Sale and leaseback — Virtual assignment — Appellants assessing VAT on basis of no letting — Whether transaction exempt from VAT as leasing or letting of immovable property — Whether right of occupation essential feature of leasing or letting — Appeal allowed
As part of a restructuring exercise, the respondent entered into a sale and leaseback agreement under which it sold its entire property portfolio to M Ltd and took back leases, or, in the case of leasehold properties, underleases, of those properties that it still wished to occupy. Certain of the leasehold properties were subject to covenants against assigning without the landlord’s consent. The respondent was concerned that obtaining consent would take more time, and that consent might be withheld given that M Ltd was a new company without a track record in the market. To circumvent that problem, those properties were made the subject of a “virtual assignment” under which the economic benefits and burdens of the leases would be transferred to M Ltd, but without any actual assignment of the leasehold interest, and with the respondent remaining in occupation. The agreement also provided for the respondent to pay a principal fee to M Ltd that was similar to the rent that it would have paid under a formal leaseback.
The appellant commissioners assessed the respondent to VAT on the transaction on the basis that the virtual assignments were not exempt supplies involving the “leasing or letting of immovable property” within article 13B(b) of Council Directive 77/388/EC (Sixth Directive). Instead, they found that the supplies made by M Ltd to the respondent were standard-rated supplies of agency and property-management services. The VAT and Duties Tribunal upheld that decision, but its ruling was reversed on an appeal by the respondent: see [2005] EWHC 831 (Ch); [2005] 3 EGLR 73; [2005] 43 EG 190. The judge held that the transaction had the essential features of a letting, even though no right of occupation was granted, since the bundle of rights given to M Ltd had been carefully constructed to reflect, so far as legally possible, the effects of a legal assignment. He found that the principal fees were paid pursuant to an agreement under which, as between the parties, the respondent was occupying the property pending the completion of an assignment to M Ltd.

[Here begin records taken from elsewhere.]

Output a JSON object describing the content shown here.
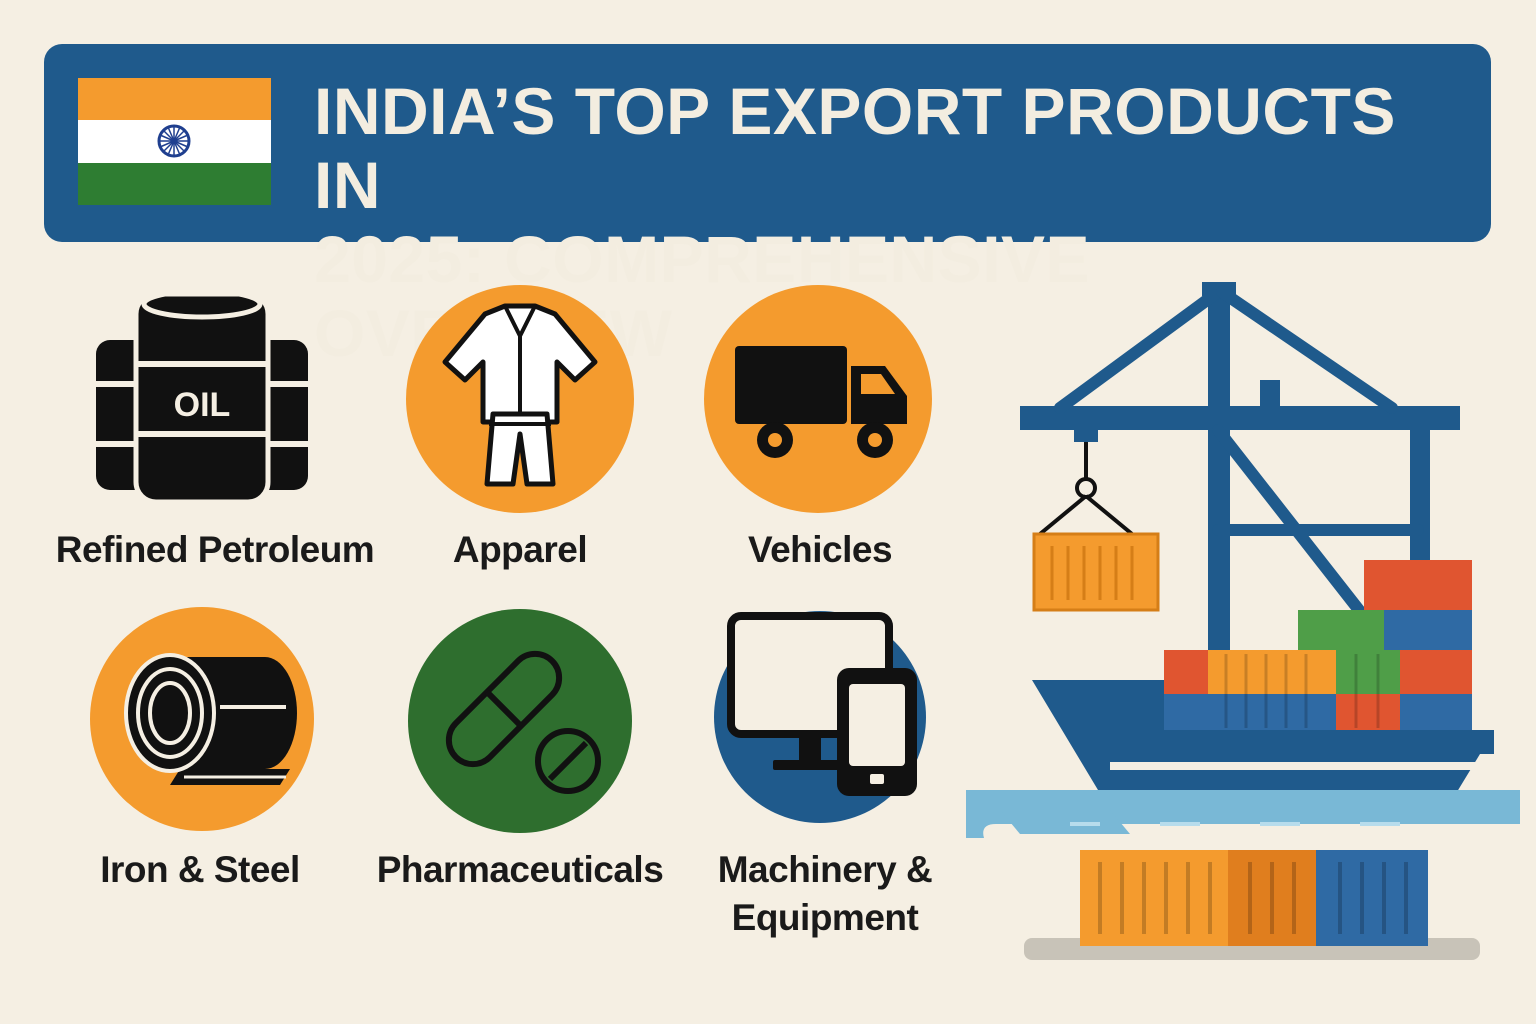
{
  "header": {
    "title_line1": "INDIA’S TOP EXPORT PRODUCTS IN",
    "title_line2": "2025: COMPREHENSIVE OVERVIEW"
  },
  "colors": {
    "navy": "#1f5a8c",
    "orange": "#f49b2e",
    "green": "#2e6e2e",
    "cream": "#f5efe3",
    "ink": "#111111"
  },
  "products": [
    {
      "label": "Refined Petroleum",
      "icon": "oil-barrels-icon",
      "icon_text": "OIL"
    },
    {
      "label": "Apparel",
      "icon": "clothing-icon"
    },
    {
      "label": "Vehicles",
      "icon": "truck-icon"
    },
    {
      "label": "Iron & Steel",
      "icon": "steel-coil-icon"
    },
    {
      "label": "Pharmaceuticals",
      "icon": "pill-icon"
    },
    {
      "label": "Machinery &",
      "label2": "Equipment",
      "icon": "devices-icon"
    }
  ],
  "illustration": {
    "icon": "cargo-ship-crane-icon"
  }
}
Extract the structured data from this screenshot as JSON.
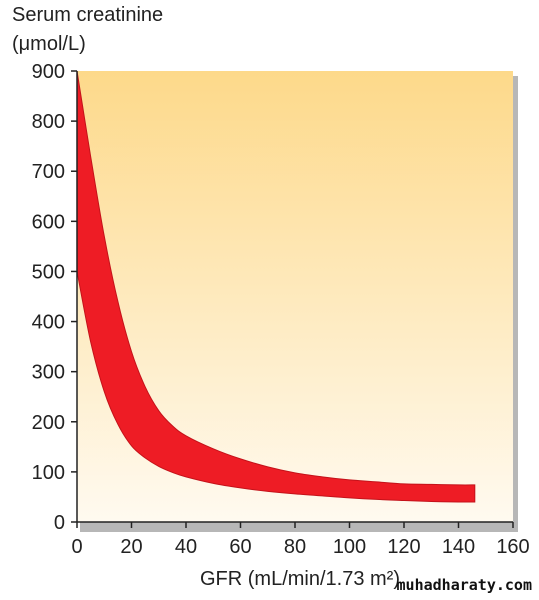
{
  "chart_data": {
    "type": "area",
    "ylabel_line1": "Serum creatinine",
    "ylabel_line2": "(μmol/L)",
    "xlabel": "GFR (mL/min/1.73 m²)",
    "xlim": [
      0,
      160
    ],
    "ylim": [
      0,
      900
    ],
    "xticks": [
      0,
      20,
      40,
      60,
      80,
      100,
      120,
      140,
      160
    ],
    "yticks": [
      0,
      100,
      200,
      300,
      400,
      500,
      600,
      700,
      800,
      900
    ],
    "grid": false,
    "band": {
      "x": [
        0,
        5,
        10,
        15,
        20,
        25,
        30,
        35,
        40,
        50,
        60,
        70,
        80,
        90,
        100,
        110,
        120,
        130,
        140,
        146
      ],
      "upper": [
        900,
        730,
        570,
        440,
        340,
        270,
        222,
        192,
        172,
        146,
        126,
        110,
        98,
        90,
        84,
        80,
        76,
        75,
        74,
        74
      ],
      "lower": [
        500,
        360,
        260,
        195,
        152,
        128,
        111,
        99,
        90,
        77,
        68,
        61,
        56,
        52,
        48,
        45,
        43,
        41,
        40,
        40
      ]
    },
    "colors": {
      "band": "#ee1c25",
      "band_edge": "#c4121a",
      "plot_bg_top": "#fdd98a",
      "plot_bg_bottom": "#fffaf0",
      "axis": "#222222",
      "frame_shadow": "#b7b7b7"
    }
  },
  "watermark": "muhadharaty.com"
}
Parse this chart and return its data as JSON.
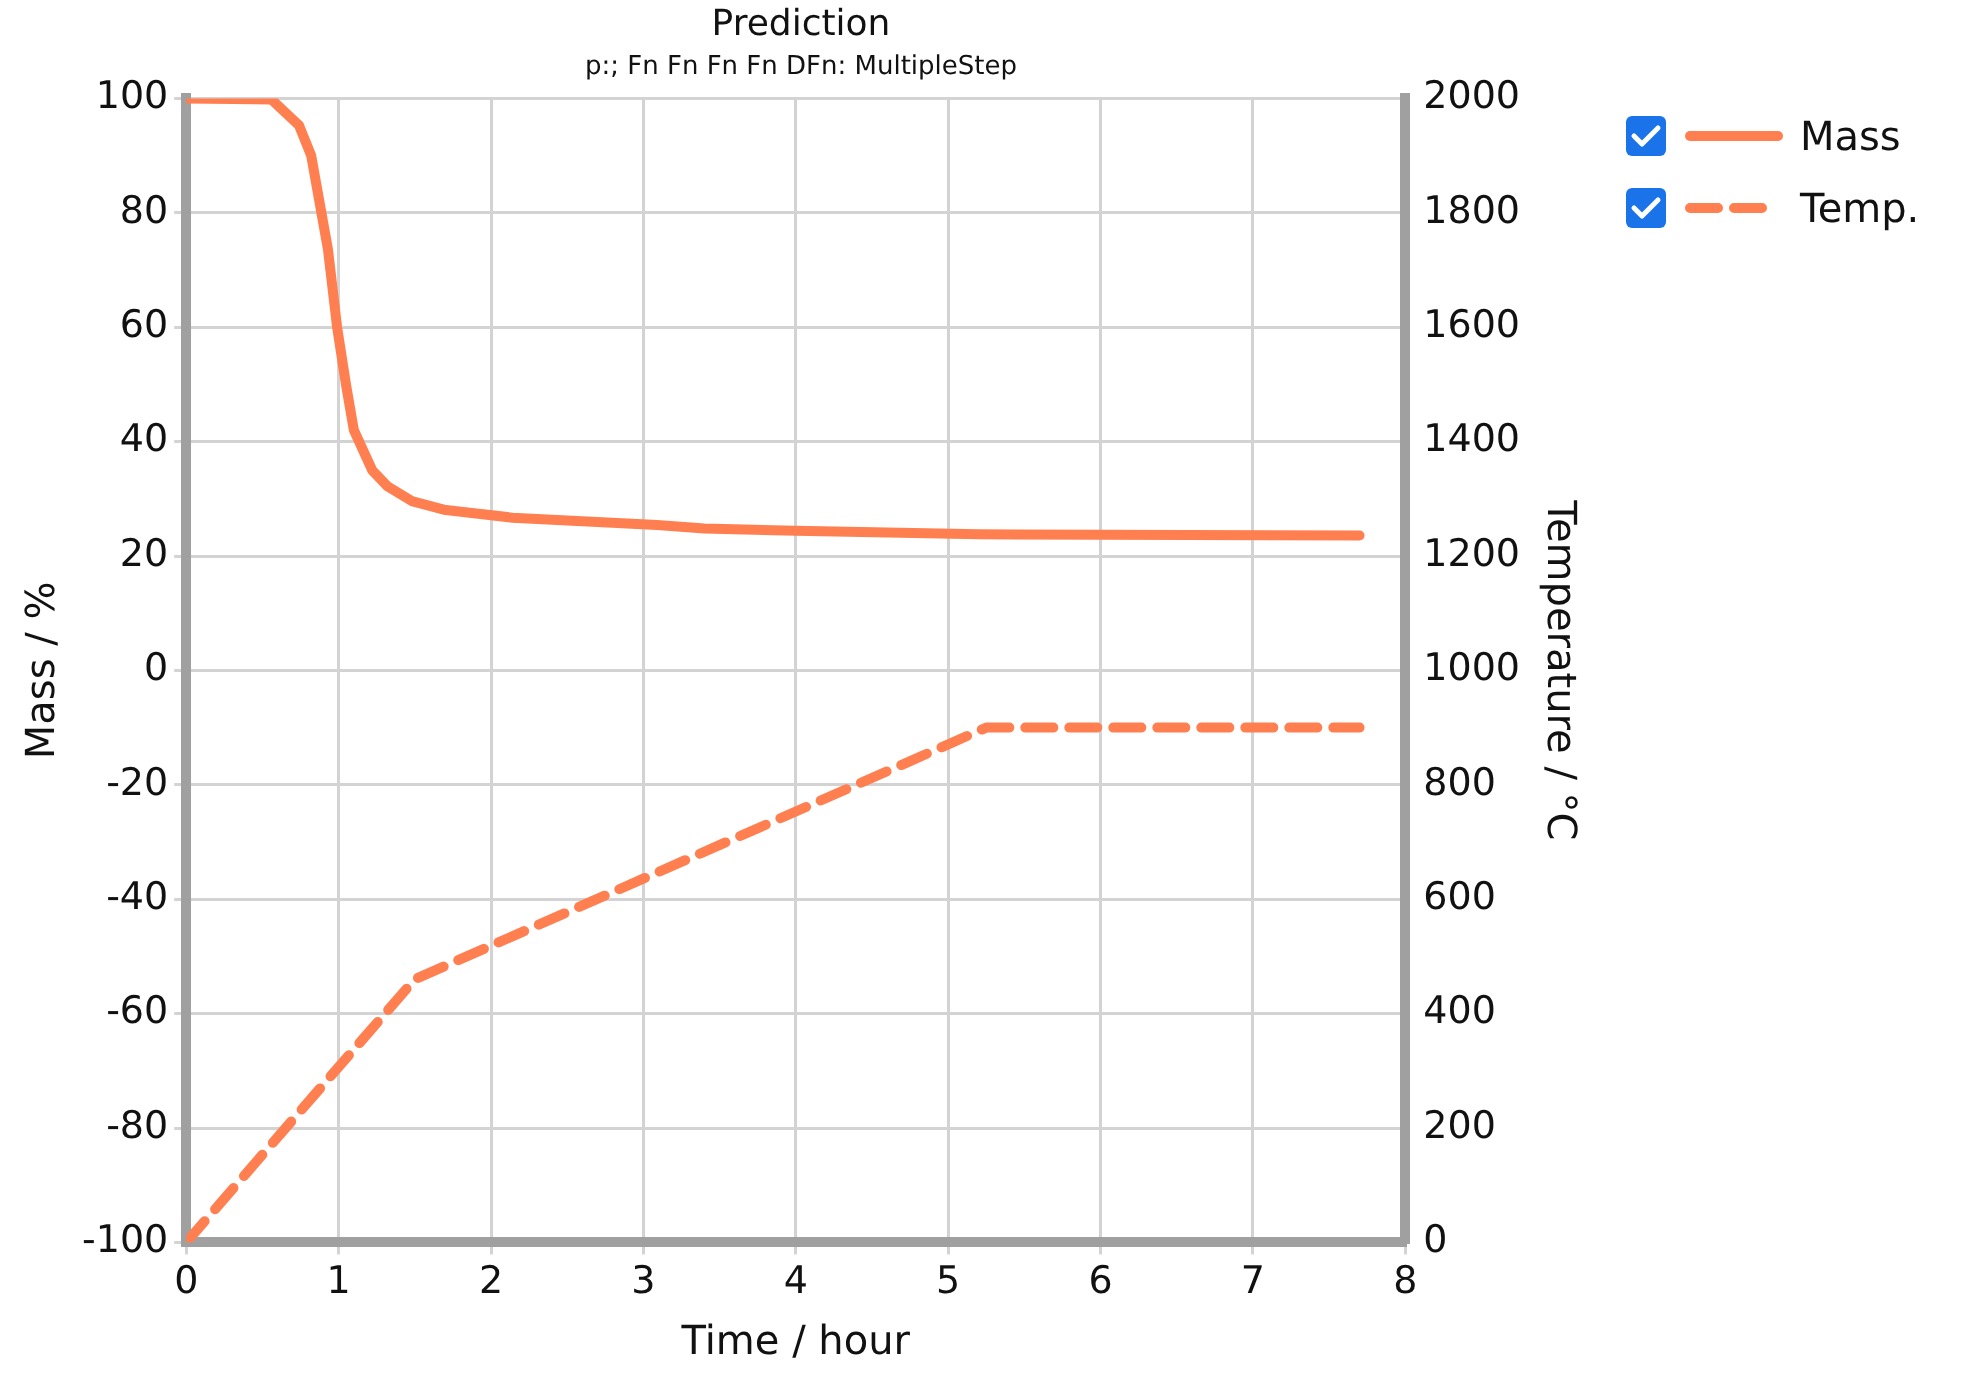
{
  "chart_data": {
    "type": "line",
    "title": "Prediction",
    "subtitle": "p:; Fn Fn Fn Fn DFn: MultipleStep",
    "xlabel": "Time / hour",
    "ylabel": "Mass / %",
    "y2label": "Temperature / °C",
    "xlim": [
      0,
      8
    ],
    "xticks": [
      0,
      1,
      2,
      3,
      4,
      5,
      6,
      7,
      8
    ],
    "ylim": [
      -100,
      100
    ],
    "yticks": [
      -100,
      -80,
      -60,
      -40,
      -20,
      0,
      20,
      40,
      60,
      80,
      100
    ],
    "y2lim": [
      0,
      2000
    ],
    "y2ticks": [
      0,
      200,
      400,
      600,
      800,
      1000,
      1200,
      1400,
      1600,
      1800,
      2000
    ],
    "grid": true,
    "legend": "top right",
    "marker": "none",
    "series": [
      {
        "name": "Mass",
        "color": "#ff7f50",
        "line_style": "solid",
        "x": [
          0,
          0.56,
          0.74,
          0.82,
          0.93,
          0.99,
          1.05,
          1.1,
          1.22,
          1.32,
          1.48,
          1.69,
          2.14,
          3.09,
          3.4,
          4,
          5.2,
          7.7
        ],
        "values": [
          100,
          99.8,
          95.3,
          90,
          73.6,
          60,
          49.7,
          42,
          35,
          32.2,
          29.6,
          28.1,
          26.7,
          25.4,
          24.8,
          24.4,
          23.8,
          23.6
        ]
      },
      {
        "name": "Temp.",
        "color": "#ff7f50",
        "line_style": "dashed",
        "axis": "y2",
        "x": [
          0,
          1.5,
          5.25,
          7.7
        ],
        "values": [
          0,
          460,
          900,
          900
        ]
      }
    ]
  }
}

The appellants appealed.
Held: The appeal was allowed.
The Community law authorities left no room for doubt that a right of occupation was an essential and fundamental element of a transaction of leasing or letting for the purposes of article 13B(b) of the Sixth Directive: Belgium v Temco Europe SA C-284/03 [2005] STC 1451 and Customs & Excise Commissioners v Cantor Fitzgerald International C-108/99 [2001] ECR I-7257 applied; Staatssecretaris van Financien v Shipping & Forwarding Safe BV C-320/88 [1991] STC 627 and Stichting Goed Wonen v Staatssecretaris van Financien C-326/99 [2003] STC 1137 considered; Meierhofer v Finanzamt Augsburg-Land C-315/00 [2003] STC 564 distinguished. Under the terms of the virtual assignment agreement, M Ltd had acquired no contractual or proprietary right to occupy the properties in question, and, accordingly, could not transfer such a right back to the respondent; the respondent continued to occupy the premises by virtue of its status as tenant. It followed that the supply made by M Ltd under the contractual arrangements was not a supply of “letting or leasing”, and had been correctly characterised by the appellants as a standard-rated supply of agency and property-management services. The contractual arrangements did not reproduce the essential features of a letting, since one essential feature, the right of occupation, was missing. The virtual assignment had been designed to avoid the grant of a proprietary interest to M Ltd, and the regrant to the respondent of a right of occupation, because of the requirement for the landlord’s consent to such a transaction. It should not be treated for VAT purposes as having done precisely what it was designed not to do.
Rupert Anderson QC and Timothy Ward (instructed by the legal department of Revenue & Customs) appeared for the appellants; David Goy QC and Claire Simpson (instructed by CMS Cameron McKenna) appeared for the respondent.